Langue(s) officielle(s) : cinghalais et tamoul (l’anglais est utilisé comme langue de communication)

Langue(s) courante(s) : idem

Monnaie : roupie sri lankaise (LKR) (1 LKR = 0,0066 € en mai 2010)

Fête nationale : 4 février (Fête de l’Indépendance, obtenue en 1948)

Données démographiques

Population : 21,284 millions d’habitants

Densité : 324 h/km²

Croissance démographique (2011) : 0,934%

Espérance de vie (2011) : 75 ans

Taux d’alphabétisation (2011) : 90,7% de la population

Religion(s) : bouddhisme (69%), hindouisme (7,8%), islam (7,6%), christianisme (6,2%), non déclarés (10%)

Indice de développement humain (2009) : 0,759, 102ème sur 182 (source : PNUD)

Données économiques

PIB (2010) : 72 Mds € (en parité de pouvoir d’achat)

PIB par habitant (2010) : 2 778 €

Taux de croissance (2010) : 6,9%

Taux de chômage (2010) : 5,4%

Taux d’inflation (2010) : 5,6%

Solde budgétaire (2010) : -8% du PIB

Balance commerciale (2010) : -3,692 Mds€

Principaux clients : Union Européenne (38,8%), Etats-Unis (20,9%), Royaume-Uni (12,87%), Italie (5,51%), Allemagne (5,29%), Inde (4,54%), Belgique (4,43%) Principaux fournisseurs : Inde (20,73%), Chine (13,45%), Singapour (7,26%), Iran (6,7%), Corée du Sud (5,23%)

Part des principaux secteurs d’activités dans le PIB (2009) :
- agriculture : 12,6%
- industrie : 29,8%
- services : 57,6 %

Les échanges commerciaux avec la France restent modestes. Après une diminution en 2008 et 2009, ils connaissent un rebond en 2010 (231 MEUR pour 2009, 313 MEUR pour 2010).

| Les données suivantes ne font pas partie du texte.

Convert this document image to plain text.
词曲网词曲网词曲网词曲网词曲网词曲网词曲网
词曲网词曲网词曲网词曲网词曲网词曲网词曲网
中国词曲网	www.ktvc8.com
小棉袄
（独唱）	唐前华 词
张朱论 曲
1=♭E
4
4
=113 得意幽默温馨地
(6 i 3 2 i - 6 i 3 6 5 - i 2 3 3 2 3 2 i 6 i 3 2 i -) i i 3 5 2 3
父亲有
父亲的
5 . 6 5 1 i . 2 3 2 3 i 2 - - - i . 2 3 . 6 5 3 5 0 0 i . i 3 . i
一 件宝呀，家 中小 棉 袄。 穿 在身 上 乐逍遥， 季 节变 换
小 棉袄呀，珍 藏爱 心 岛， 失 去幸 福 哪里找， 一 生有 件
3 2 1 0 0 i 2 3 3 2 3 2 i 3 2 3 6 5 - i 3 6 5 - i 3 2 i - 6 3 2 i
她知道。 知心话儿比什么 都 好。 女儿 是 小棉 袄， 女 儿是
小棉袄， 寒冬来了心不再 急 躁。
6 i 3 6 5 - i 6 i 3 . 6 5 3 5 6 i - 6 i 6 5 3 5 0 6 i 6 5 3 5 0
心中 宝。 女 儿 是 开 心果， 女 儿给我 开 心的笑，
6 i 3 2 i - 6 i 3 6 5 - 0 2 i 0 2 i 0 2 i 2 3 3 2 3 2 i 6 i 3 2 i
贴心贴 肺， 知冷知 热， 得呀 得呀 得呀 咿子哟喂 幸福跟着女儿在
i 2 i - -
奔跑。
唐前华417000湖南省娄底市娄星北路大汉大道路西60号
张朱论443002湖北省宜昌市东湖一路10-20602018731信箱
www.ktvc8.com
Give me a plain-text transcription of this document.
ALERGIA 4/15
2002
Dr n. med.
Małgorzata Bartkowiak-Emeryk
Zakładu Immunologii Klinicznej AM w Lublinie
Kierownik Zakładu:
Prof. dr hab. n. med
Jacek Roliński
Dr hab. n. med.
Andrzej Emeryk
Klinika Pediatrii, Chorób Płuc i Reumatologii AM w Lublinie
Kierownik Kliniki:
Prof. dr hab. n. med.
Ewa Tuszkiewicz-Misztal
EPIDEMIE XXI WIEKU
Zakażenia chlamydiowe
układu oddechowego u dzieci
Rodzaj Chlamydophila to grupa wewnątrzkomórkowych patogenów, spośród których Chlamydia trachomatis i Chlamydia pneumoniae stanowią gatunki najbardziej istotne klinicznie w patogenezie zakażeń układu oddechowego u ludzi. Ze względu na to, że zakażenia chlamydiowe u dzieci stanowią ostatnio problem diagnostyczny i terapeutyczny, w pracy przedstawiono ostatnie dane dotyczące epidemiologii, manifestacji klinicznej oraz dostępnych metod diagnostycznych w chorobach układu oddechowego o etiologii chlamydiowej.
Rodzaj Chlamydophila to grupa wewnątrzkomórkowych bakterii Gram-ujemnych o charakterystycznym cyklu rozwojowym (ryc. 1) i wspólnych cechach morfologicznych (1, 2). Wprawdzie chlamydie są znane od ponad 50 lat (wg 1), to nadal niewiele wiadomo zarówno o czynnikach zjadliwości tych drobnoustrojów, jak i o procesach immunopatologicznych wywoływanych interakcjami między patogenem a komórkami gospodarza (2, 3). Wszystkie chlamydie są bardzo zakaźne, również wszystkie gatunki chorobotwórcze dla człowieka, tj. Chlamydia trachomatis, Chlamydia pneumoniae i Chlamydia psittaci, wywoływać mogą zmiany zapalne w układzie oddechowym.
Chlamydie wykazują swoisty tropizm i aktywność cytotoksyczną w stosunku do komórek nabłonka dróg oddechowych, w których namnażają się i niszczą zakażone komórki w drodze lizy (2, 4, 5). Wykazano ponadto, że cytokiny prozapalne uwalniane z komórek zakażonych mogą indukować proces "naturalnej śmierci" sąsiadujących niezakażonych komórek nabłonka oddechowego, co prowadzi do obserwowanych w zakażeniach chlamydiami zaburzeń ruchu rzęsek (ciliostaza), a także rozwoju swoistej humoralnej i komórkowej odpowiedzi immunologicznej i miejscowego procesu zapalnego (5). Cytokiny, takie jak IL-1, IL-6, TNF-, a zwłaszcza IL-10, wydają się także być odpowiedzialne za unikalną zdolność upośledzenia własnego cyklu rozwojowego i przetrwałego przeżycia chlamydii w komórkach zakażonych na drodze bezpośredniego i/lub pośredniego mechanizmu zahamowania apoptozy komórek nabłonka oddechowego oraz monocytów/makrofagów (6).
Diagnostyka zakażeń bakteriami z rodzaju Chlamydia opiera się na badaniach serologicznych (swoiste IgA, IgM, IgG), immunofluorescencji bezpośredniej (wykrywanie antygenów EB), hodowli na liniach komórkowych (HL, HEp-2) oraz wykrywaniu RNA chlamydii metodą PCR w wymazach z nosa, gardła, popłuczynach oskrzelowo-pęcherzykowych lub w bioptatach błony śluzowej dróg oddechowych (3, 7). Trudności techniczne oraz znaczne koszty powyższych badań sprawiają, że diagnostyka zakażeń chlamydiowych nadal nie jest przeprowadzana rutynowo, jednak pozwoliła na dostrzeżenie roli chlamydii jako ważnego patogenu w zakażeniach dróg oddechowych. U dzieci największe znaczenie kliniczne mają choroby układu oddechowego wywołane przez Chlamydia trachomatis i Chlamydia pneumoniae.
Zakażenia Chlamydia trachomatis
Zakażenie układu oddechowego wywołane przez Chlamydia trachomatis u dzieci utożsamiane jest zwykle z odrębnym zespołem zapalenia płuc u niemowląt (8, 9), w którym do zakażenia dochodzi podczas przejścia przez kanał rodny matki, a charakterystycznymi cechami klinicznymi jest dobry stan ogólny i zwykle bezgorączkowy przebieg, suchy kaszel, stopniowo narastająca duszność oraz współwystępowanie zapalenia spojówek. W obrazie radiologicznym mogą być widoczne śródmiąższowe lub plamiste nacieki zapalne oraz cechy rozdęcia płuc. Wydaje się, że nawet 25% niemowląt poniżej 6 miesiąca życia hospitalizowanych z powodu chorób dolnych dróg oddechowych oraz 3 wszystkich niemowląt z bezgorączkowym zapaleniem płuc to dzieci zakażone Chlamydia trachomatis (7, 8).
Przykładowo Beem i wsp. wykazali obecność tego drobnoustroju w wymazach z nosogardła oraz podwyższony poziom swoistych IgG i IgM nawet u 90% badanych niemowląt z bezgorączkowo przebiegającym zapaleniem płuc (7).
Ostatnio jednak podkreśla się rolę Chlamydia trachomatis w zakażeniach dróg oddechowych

La France est le 11ème client de Sri Lanka et le Sri Lanka est le 110ème client de la France en 2010.

- Plus d’informations

Consulat de France : Colombo

Communauté française à Sri Lanka (2009) : 438 immatriculés

Communauté sri lankaise en France : environ 70 000 personnes

Politique intérieure

Les tensions entre Cinghalais et Tamouls, croissantes depuis les années 1960, se sont transformées au début des années 1980 en un conflit armé opposant le gouvernement srilankais aux Tigres de Libération de l’Eelam Tamoul (LTTE). Ce mouvement sécessionniste revendique les régions du Nord et de l’Est de l’île à majorité tamoule. Contrairement à ce qui avait été attendu, le tsunami du 26 décembre 2004 n’a pas été l’occasion d’une réconciliation nationale. Au contraire, les tensions entre le gouvernement sri lankais et le LTTE se sont cristallisées sur la répartition de l’aide internationale.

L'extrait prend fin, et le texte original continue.